Our story begins, as many stories do, with a man and his AI. The man, like many men, is a bit of a geek and a bit of a programmer. He also needs a haircut.
The AI is the culmination of thousands of years of human advancement, all put to the service of making the man’s life a little easier. The man, of course, is me. I’m that guy.
Also: The best AI for coding in 2025 (and what not to use)
Unfortunately, while AI can be incredibly brilliant, it also has a propensity to lie, mislead, and make shockingly stupid mistakes. It is the stupid part that we will be discussing in this article.

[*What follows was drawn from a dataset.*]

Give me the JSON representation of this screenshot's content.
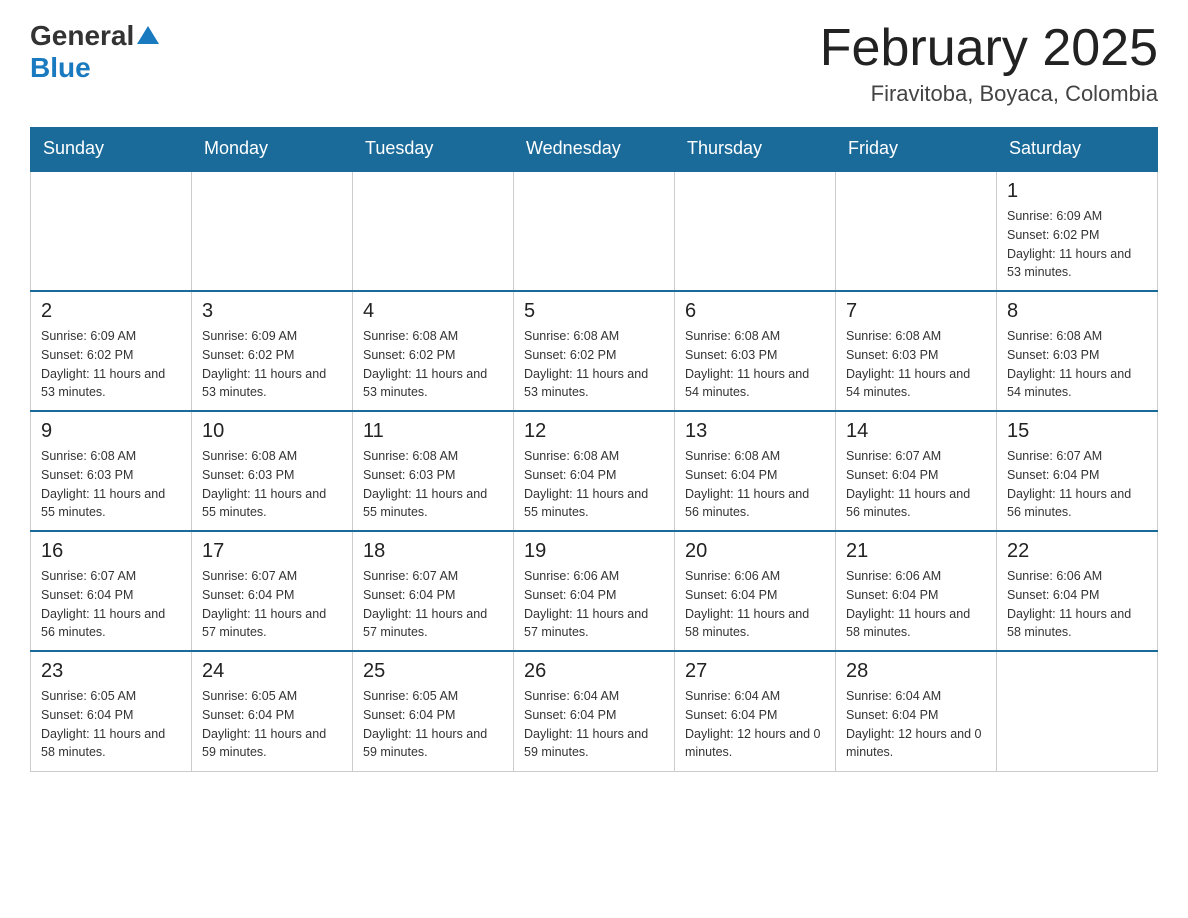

Anecdotal evidence does have value. My reports on how I’ve solved some problems quickly with AI are real. The programs I used AI to write with are still in use. I have used AI to help speed up aspects of my programming flow, especially when I focus on the sweet spots where I’m less productive and the AI is quite knowledgeable, like writing functions that call publicly published APIs.
Also: I’m an AI tools expert, and these are the only two I pay for (plus three I’m considering)
You know how we got here. Generative AI burst onto the scene at the cusp of 2023 and has been blasting its way into knowledge work ever since.
One area, as the narrative goes, where AI truly shines is its ability to write code and help manage IT systems. Those claims are not untrue. I have shown, several times, how AI has solved coding and systems engineering problems I have personally experienced.
AI coding in the real world: What science reveals
New tools always come with big promises. But do they deliver in real-world settings?
Most of my reporting on programming effectiveness has been based on personal anecdotal evidence: my own programming experiences using AI. But I’m one guy. I have limited time to devote to programming and, like every programmer, I have certain areas where I spend most of my coding time.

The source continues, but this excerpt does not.